Wright Medical Group N.V. announced unaudited consolidated earnings results for the second quarter and six months ended June 30, 2016. For the quarter, the company reported net sales of $170,716,000 against $80,420,000 a year ago. Operating loss was $34,368,000 against $34,342,000 a year ago. Loss from continuing operations before income taxes was $45,331,000 against $37,148,000 a year ago. Net loss from continuing operations was $42,031,000 or $0.41 basic and diluted per share against $37,306,000 or $0.71 basic and diluted per share a year ago. Net loss was $229,360,000 or $2.23 basic and diluted per share against $44,315,000 or $0.84 basic and diluted per share a year ago. Non-GAAP cash loss was $11,311,000 or $0.11 per share. Non-GAAP LBITDA was $12,225,000 and non-GAAP adjusted EBITDA was $12,225,000. Both net sales and adjusted EBITDA significantly overperformed to their expectations. Sales over performance is driven by strong underlying growth, less-than-anticipated dissynergies and better-than-expected currency exchange rates.

For the six months, the company reported net sales of $340,007,000 against $158,354,000 a year ago. Operating loss was $65,062,000 against $67,463,000 a year ago. Loss from continuing operations before income taxes was $86,811,000 against $83,230,000 a year ago. Net loss from continuing operations was $82,223,000 or $0.80 basic and diluted per share against $83,554,000 or $1.79 basic and diluted per share a year ago. Net loss was $277,358,000 or $2.70 basic and diluted per share against $94,063,000 or $1.79 basic and diluted per share a year ago. Non-GAAP cash loss was $19,434,000 or $0.19 per share. Non-GAAP LBITDA was $21,872,000 and non-GAAP adjusted EBITDA was $25,217,000.

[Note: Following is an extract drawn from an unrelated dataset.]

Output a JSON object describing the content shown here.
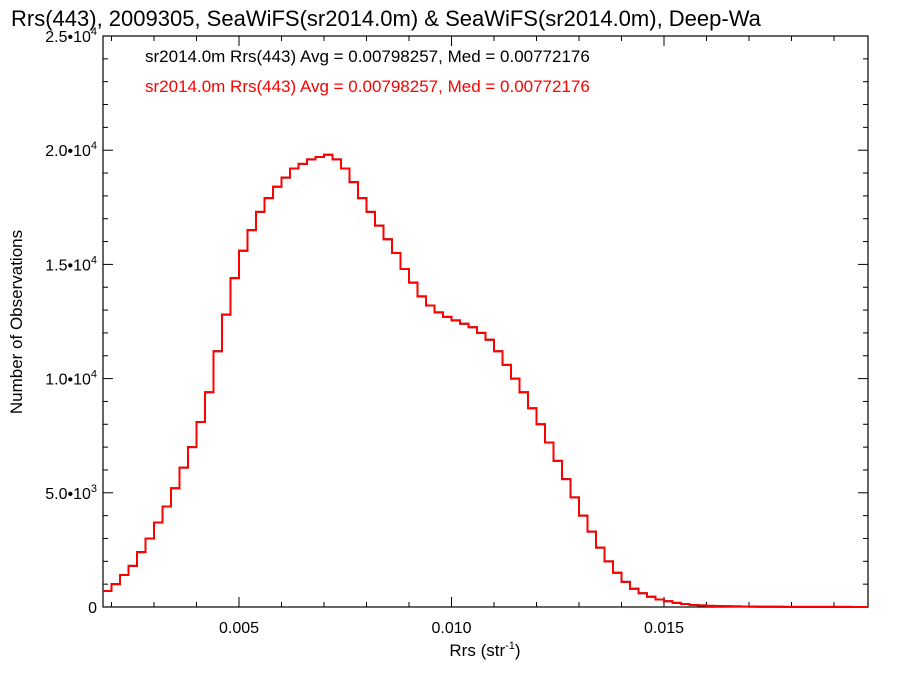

Following the previously announced transaction with Corin, the company now anticipates net sales from continuing operations for full-year 2016 of approximately $675 million to $685 million, an increase from the company's previous guidance range of $668 million to $678 million. The company is also increasing its full-year 2016 adjusted EBITDA from continuing operations to be in the range of $40 million to $45 million from its previous range of $30 million to $35 million, which included the negative impact from the Corin transaction of approximately $5 million to $6 million. Taking this into account, the company's actual adjusted EBITDA guidance increase is approximately $15 million from its previous guidance issued on May 4, 2016. This increase to adjusted EBITDA is driven by the company's first half of 2016 financial performance and the company's ability to capture synergies earlier and at a greater level than anticipated. The company anticipates adjusted cash earnings per share from continuing operations, including share-based compensation, for full-year 2016 of negative $0.54 to negative $0.47 per diluted share. The increase in adjusted EBITDA is driven by the first half performance and ability to capture synergies earlier and in a greater level than anticipated.

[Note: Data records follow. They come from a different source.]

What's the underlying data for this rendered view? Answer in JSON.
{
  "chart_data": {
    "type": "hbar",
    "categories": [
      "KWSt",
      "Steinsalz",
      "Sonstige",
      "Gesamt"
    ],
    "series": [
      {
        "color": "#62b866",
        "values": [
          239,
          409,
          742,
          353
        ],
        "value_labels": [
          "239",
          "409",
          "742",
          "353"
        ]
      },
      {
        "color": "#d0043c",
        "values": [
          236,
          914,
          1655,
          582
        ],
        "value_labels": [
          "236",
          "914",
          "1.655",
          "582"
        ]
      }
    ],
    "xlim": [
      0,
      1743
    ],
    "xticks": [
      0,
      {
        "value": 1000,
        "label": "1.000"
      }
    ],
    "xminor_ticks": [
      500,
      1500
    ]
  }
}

The company continues to expect third quarter of 2016 to be the lowest quarter for net sales and adjusted EBITDA primarily due to seasonality.

Fourth quarter of 2016 has typically been the seasonally strongest quarter for both net sales and adjusted EBITDA, and still anticipates fourth quarter to be quarter for net sales and adjusted EBITDA. However, given the significant first half EBITDA overperformance, fourth quarter may not be significantly larger than first quarter or second quarter on the EBITDA line.